Gomez-Marquez entered again in 2006. The new challenge was of a different order: To treat tuberculosis effectively, a daily dose of medication must be administered consistently for at least six months. But the symptoms disappear much sooner, so many patients stop taking their pills midcourse. They then suffer a relapse far more difficult to treat than the initial infection. (As with all bacterial infections, not finishing treatment allows some tuberculosis microbes to survive, evolving resistance.) In many developing countries, the standard solution has been to send community health workers into villages to verify patient compliance. But absenteeism is high. According to a study conducted in India, for example, health workers skip work 43 percent of the time. Another study suggested 88 percent of nurses at some remote clinics were MIA during work hours. The challenge posed to Gomez-Marquez and his colleagues was to ensure that more patients took the full course of meds.
For the non-government organization (NGO) that brought the challenge to MIT, the obvious approach was to improve management of community health workers through some kind of logistical software. Gomez-Marquez was skeptical. “I realized this was no longer the romantic ideal of workers devoted to community health,” he says. “It was people not wanting to do their job.” He and his teammates probed deeper, learning that the medication makes patients’ sweat and urine redden.

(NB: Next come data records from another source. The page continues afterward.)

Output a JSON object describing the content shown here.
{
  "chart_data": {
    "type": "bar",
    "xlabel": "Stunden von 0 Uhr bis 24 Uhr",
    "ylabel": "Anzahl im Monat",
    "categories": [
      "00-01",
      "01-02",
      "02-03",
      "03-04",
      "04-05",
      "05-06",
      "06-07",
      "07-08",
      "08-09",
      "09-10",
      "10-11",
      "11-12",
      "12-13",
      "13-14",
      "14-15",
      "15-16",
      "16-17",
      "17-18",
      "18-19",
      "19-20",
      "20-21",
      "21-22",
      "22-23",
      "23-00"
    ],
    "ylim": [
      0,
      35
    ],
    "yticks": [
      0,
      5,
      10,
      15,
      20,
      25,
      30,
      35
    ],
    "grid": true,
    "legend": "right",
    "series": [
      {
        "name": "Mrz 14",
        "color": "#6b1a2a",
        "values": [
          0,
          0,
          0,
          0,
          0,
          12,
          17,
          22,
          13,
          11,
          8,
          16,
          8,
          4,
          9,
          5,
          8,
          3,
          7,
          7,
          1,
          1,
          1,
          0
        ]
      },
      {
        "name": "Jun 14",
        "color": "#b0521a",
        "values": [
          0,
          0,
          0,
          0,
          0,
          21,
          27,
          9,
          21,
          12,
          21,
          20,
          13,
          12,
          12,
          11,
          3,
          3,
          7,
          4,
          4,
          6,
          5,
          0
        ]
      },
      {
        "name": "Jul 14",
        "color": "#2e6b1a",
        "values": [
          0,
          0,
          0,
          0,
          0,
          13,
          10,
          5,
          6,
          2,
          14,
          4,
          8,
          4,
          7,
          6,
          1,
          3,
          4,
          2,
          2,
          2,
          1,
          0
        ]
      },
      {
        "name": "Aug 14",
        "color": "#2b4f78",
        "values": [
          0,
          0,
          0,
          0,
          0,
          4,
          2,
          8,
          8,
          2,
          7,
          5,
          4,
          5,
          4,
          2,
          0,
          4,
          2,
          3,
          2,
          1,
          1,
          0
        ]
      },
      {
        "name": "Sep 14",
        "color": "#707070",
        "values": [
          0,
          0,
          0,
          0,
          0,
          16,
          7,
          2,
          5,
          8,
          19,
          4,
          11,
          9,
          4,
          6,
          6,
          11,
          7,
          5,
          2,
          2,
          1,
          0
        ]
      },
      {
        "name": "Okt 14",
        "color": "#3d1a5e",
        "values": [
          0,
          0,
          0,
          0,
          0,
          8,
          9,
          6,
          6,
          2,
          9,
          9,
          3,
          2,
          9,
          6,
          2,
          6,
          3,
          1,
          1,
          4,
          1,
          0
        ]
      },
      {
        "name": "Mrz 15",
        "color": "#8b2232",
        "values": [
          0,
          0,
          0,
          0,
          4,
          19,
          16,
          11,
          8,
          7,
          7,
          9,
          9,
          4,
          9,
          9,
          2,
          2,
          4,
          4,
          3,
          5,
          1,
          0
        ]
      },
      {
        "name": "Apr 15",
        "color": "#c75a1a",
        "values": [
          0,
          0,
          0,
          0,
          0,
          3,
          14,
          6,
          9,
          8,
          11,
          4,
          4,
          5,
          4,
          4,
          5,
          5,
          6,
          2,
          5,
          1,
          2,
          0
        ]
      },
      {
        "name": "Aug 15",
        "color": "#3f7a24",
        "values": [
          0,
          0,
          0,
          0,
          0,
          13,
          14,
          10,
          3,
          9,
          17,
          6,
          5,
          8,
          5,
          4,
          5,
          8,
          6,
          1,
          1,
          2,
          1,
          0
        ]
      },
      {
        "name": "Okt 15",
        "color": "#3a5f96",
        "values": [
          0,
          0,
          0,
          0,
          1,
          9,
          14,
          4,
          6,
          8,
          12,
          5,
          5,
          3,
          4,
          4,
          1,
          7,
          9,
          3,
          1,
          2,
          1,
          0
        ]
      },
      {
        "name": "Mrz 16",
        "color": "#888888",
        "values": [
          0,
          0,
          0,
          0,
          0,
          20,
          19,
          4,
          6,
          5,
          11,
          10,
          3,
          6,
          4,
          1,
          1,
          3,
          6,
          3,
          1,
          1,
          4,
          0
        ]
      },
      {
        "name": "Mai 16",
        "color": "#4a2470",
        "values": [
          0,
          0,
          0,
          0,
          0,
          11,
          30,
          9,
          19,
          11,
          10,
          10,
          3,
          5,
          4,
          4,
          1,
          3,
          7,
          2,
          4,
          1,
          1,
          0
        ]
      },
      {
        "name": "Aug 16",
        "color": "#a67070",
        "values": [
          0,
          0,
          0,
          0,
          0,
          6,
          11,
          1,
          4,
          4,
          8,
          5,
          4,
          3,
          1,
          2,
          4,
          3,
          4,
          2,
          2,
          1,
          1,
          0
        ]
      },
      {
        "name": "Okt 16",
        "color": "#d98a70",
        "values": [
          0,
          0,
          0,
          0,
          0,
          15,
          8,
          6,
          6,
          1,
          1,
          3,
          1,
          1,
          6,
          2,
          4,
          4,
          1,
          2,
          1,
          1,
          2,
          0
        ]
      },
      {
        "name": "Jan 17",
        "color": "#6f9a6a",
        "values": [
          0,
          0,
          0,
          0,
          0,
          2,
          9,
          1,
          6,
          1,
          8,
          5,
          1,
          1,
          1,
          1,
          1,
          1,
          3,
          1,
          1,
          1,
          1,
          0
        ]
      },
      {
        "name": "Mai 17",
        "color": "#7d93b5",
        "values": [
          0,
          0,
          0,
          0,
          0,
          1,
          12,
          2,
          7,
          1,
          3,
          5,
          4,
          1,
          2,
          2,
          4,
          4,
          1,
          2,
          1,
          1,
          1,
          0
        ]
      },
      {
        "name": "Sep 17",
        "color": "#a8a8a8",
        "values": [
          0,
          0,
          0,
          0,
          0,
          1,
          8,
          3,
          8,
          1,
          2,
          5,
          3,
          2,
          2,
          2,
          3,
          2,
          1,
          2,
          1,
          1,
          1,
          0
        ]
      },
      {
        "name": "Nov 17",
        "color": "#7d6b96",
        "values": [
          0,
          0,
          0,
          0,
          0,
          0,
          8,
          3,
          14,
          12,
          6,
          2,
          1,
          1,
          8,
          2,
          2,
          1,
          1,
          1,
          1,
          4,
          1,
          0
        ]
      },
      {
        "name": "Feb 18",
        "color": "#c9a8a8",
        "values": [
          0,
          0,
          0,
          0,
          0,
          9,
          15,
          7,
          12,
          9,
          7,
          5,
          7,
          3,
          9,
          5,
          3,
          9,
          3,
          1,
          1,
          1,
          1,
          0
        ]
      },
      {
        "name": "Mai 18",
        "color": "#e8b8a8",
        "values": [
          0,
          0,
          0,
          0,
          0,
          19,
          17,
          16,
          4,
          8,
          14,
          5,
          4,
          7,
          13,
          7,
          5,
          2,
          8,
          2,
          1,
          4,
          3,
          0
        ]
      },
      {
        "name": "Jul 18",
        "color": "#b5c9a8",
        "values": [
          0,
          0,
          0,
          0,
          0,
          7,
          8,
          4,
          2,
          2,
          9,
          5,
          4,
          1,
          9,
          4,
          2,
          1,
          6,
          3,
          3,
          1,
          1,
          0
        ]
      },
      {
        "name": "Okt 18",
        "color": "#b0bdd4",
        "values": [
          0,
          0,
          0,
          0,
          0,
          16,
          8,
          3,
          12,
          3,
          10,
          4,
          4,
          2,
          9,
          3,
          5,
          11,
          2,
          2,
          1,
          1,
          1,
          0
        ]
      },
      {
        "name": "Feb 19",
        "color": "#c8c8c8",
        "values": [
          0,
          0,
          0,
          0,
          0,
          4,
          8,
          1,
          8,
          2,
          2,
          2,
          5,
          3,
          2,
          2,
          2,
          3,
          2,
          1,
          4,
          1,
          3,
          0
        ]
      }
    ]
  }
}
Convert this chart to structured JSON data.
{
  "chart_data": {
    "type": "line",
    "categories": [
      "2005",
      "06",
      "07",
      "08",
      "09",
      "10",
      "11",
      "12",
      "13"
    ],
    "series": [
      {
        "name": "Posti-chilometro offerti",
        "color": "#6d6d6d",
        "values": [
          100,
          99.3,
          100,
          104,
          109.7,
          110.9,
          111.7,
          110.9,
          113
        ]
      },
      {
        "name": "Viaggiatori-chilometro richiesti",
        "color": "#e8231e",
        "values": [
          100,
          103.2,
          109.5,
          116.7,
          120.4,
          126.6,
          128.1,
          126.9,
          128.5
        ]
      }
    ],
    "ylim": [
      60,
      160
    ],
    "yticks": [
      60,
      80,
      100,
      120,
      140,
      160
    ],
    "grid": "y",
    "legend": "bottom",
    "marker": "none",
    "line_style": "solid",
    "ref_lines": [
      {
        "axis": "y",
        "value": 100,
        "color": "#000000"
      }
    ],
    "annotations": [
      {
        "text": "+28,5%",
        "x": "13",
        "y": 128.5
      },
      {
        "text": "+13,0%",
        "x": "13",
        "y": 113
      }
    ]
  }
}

“That’s what did it for us,” he recalls. “What if we could remotely track whether people’s sweat or urine was red?” They found reagents that would chemically react with the urine of someone medicated for TB, turning blue on contact. Spots of the substance were selectively applied to a strip of filter paper printed with numbers; medicated urine would highlight some of the digits but not others. Supplied with these cheap paper diagnostics, the patient could text these codes daily to a central database and be rewarded with cell phone minutes for doing so.
The NGO was not pleased — the team essentially created a workaround that made the community health workers they were funding irrelevant. “They took it as an affront,” says Gomez-Marquez. But the judges loved it, giving Gomez-Marquez his second Lemelson award. “To me, that was great because it’s inventing something that challenges the establishment,” he says. “It’s using technology to hack the system.”
At about the same time that Gomez-Marquez was working on the tuberculosis challenge, MIT was developing an Innovations in International Health program (IIH). The fledgling enterprise needed an organizer willing to work as a volunteer and scramble for funding. “Jose was really good at finding strategic partnerships,” recalls Laura Sampath, who was managing MIT’s International Development Initiative at the time. “Also, he’s particularly gifted at problem identification. He sees problems differently from the beginning, and then he’s able to see the problem through to a solution.” With two Lemelson awards behind him, and a willingness to do practically anything, Gomez-Marquez was appointed IIH director and given a lab.
It was actually a small storage space next to a loading dock, but the exposed pipes served as makeshift racks from which he could hang his TB diagnostic filter papers to dry. “The lab was a simulation of the developing world,” he remarks. “I realized that if we could make diagnostics in a place like this, we could make them anywhere.”